これらの空気入りタイヤ1を用いて評価試験を行った結果、図9A〜図9Cに示すように、実施例1〜20の空気入りタイヤ1は、底面の大きさが異なる複数の凸部80をタイヤ周方向に並べてタイヤサイド面11に配設するのみで、従来例や比較例に対して、操縦安定性を向上させることができることが分かった。つまり、実施例1〜20に係る空気入りタイヤ1は、操縦安定性を容易に向上させることができる。
1 空気入りタイヤ
2 トレッド部
3 ショルダー部
4 サイドウォール部
5 ビード部
6 カーカス層
7 ベルト層
8 ベルト補強層
10 タイヤサイド部
11 タイヤサイド面
21 トレッド面
22 周方向主溝
23 陸部
80 凸部
82 底辺
91 第1凸部
92 第2凸部(最大凸部)
93 第3凸部(最小凸部)

Claims (7)

  1. タイヤ幅方向における両側に位置するタイヤサイド部の表面であるタイヤサイド面と、
    少なくとも一方の前記タイヤサイド面に角錐状の形状で設けられ、底面が前記タイヤサイド面側に位置する向きで配設されて前記タイヤサイド面から突出する凸部と、
    を備え、
    前記凸部は、複数がタイヤ径方向に並ぶと共に、タイヤ径方向において隣り合う前記凸部同士で角錐の底辺同士を共有し、且つ、タイヤ径方向に並ぶ複数の前記凸部は、前記底面の大きさが複数の種類で形成されることを特徴とする空気入りタイヤ。
  2. 前記凸部は、トレッド面の接地端とリムチェックラインとの間の範囲内に配置される請求項1に記載の空気入りタイヤ。
  3. 前記凸部は、前記タイヤサイド面からの高さが0.5mm以上5.0mm以下の範囲内である請求項1または2に記載の空気入りタイヤ。
  4. 前記凸部は、タイヤ周方向において隣り合う前記凸部同士で前記タイヤサイド面からの高さが同一である請求項1〜3のいずれか1項に記載の空気入りタイヤ。
  5. 前記凸部は、
    タイヤ径方向に並ぶ複数の前記凸部のうち、前記底面の大きさが最も大きい前記凸部である最大凸部の前記底面の外周長さが、
    タイヤ径方向に並ぶ複数の前記凸部のうち、前記底面の大きさが最も小さい前記凸部である最小凸部の前記底面の外周長さの600%以下であり、
    前記最小凸部の前記底面の外周長さは、前記最大凸部の前記底面の外周長さの95%以下である請求項1〜4のいずれか1項の記載の空気入りタイヤ。
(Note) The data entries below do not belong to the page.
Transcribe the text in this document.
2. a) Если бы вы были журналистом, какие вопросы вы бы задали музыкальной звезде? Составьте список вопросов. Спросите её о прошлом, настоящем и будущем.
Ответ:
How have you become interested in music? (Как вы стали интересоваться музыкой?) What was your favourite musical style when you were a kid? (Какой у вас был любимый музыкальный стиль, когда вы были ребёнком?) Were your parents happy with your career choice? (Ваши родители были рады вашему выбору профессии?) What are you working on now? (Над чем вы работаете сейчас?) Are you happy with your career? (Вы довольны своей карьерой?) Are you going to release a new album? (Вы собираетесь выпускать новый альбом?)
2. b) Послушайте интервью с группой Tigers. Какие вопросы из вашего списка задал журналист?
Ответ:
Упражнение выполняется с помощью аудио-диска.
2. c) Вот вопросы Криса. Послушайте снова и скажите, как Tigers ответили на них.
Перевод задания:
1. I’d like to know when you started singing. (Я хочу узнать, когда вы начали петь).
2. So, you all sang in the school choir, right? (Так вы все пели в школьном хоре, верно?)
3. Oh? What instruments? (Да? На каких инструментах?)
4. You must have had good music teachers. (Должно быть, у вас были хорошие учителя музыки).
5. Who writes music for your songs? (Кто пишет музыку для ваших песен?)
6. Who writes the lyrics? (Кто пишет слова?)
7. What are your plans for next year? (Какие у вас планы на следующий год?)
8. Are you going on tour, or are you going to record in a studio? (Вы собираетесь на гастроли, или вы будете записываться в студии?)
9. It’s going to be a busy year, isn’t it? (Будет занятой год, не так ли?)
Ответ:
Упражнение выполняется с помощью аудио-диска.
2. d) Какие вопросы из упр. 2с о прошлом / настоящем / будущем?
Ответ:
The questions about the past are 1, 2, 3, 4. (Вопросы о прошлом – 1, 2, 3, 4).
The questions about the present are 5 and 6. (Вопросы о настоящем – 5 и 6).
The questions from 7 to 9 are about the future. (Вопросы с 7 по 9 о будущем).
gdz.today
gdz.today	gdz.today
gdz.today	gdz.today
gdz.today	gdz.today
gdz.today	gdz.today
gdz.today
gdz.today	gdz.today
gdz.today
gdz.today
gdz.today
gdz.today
  6. タイヤ径方向に並ぶ複数の前記凸部は、それぞれの前記凸部においてタイヤ径方向に延びる2本の前記底辺のうち少なくとも一方の前記底辺が、タイヤ径方向において隣り合う前記凸部同士でタイヤ周方向における位置が同じ位置となって配置される請求項1〜5のいずれか1項に記載の空気入りタイヤ。
  7. タイヤ径方向に並ぶ複数の前記凸部は、高さが複数の種類で形成される請求項1〜6のいずれか1項に記載の空気入りタイヤ。